Acquiring a map, Nick and Hank find that the sewers connect to all the robberies in the area. They travel to the sewers where they are attacked by a Gelumcaedus. Hank manages to knock him with a rifle and it woges back to his human form, revealed to be Gregorek, who says: "Dēcapitāre". In Vienna, Renard, Meisner and Sebastien arrive at the meeting with Frenay, who is executing a man for betraying them and tells Meisner to kill him. In the station, Nick and Hank try to make Gregorek confess but he refuses. Nick learns from Rosalee that the word "Dēcapitāre" means "he who decapitates" in Latin.

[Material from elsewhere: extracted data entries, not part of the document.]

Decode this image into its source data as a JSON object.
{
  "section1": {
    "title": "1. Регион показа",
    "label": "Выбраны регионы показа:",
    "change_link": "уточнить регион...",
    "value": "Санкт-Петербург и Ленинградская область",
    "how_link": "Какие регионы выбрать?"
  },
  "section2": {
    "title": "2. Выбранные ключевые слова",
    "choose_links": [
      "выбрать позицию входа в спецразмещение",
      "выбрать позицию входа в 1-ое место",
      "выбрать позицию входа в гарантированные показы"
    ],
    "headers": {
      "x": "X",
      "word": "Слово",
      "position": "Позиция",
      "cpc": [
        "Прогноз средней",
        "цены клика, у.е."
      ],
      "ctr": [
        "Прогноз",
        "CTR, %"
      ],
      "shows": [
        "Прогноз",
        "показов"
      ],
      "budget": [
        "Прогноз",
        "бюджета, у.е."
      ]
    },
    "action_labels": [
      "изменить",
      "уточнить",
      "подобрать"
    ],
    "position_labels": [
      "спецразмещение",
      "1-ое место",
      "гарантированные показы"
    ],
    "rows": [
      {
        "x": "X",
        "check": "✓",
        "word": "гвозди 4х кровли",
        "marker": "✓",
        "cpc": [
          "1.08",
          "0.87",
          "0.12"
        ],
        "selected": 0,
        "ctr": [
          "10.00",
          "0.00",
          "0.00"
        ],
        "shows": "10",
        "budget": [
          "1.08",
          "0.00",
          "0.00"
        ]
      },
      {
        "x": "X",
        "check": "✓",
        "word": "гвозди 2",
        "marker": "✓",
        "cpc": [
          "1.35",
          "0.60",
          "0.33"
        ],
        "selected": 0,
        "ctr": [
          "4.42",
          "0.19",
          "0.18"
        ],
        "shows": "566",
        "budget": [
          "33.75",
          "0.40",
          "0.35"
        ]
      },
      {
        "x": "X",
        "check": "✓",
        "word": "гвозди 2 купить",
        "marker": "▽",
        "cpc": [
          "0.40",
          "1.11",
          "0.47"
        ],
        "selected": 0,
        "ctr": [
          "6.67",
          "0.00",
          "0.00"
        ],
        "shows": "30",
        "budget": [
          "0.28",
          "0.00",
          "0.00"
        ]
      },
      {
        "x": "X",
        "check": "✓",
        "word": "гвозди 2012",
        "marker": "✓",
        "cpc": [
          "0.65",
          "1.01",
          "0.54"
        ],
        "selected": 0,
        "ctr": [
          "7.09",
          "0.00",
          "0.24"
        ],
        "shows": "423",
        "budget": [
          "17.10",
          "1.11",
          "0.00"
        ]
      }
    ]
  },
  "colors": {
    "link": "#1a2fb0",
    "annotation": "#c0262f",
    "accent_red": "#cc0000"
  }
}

Hank goes home, calling Nick believing that there may have been one or two others involved in the killings, as some took place at the same time as others. Hank is then attacked by another Gelumcaedus and subdued and taken to the sewers. The man, Andre (Ernie Joseph) calls Nick and demands that he releases his brother, Gregorek or he will kill Hank. Nick accepts Andre's terms and releases Gregorek and takes him to the sewers. However, the brothers decide to kill them with the help of another Gelumcaedus. Nick frees Hank and battle the Gelumcaedus brothers, killing Andre and the other brother, and arrest Gregorek again. Adalind's room is revealed to be watched over by Viktor while Nick returns the armor to the trailer while uttering the word, "Dēcapitāre, I kind of like it".

==Reception==
===Viewers===
Like the next episode, the episode was viewed by 4.88 million people, earning a 1.2/4 in the 18-49 rating demographics on the Nielson ratings scale, ranking second on its timeslot and sixth for the night in the 18-49 demographics, behind Last Man Standing, Blue Bloods, 20/20, Undercover Boss, and Shark Tank. This was a 23% decrease in viewership from the previous episode, which was watched by 6.32 million viewers with a 1.6/5. This means that 1.2 percent of all households with televisions watched the episode, while 4 percent of all households watching television at that time watched it. With DVR factoring in, the episode was watched by 8.22 million viewers with a 2.6 ratings share in the 18-49 demographics.

===Critical reviews===
"Cold Blooded" received positive reviews. The A.V. Club's Kevin McFarland gave the episode a "B+" grade and wrote, "The breadcrumb approach to revealing the larger story at play makes me far less interested in where the bigger story is going. At this rate, it will take the entire length of the series for anything significant to actually happen. The villains in these plots haven't been an immediate threat other than briefly at the midpoint and end of the second season, with Nick's confrontation with his captain and Eric's attempt to kidnap Nick back to Europe."

Nick McHatton from TV Fanatic, gave a 4.1 star rating out of 5, stating: "Grimm Season 3 Episode 7 really cemented an idea that's been very consistent this season: Nick is absolutely fearless. It might be because he's been to one side of death and come back again, or because his immediate social circle is in more danger now that his secret is out the he has a desire to make sure nothing can come back to haunt anyone."

MaryAnn Sleasman from TV.com, wrote, "Maybe it was the fact that most of the hype for Grimms two-hour seasonal send-off focused so heavily on Krampus Claus that left me so underwhelmed with the first half of the finale, but whatever, because Krampus Claus delivered, and it's not that 'Cold Blooded' was bad, just that it wasn't anything special."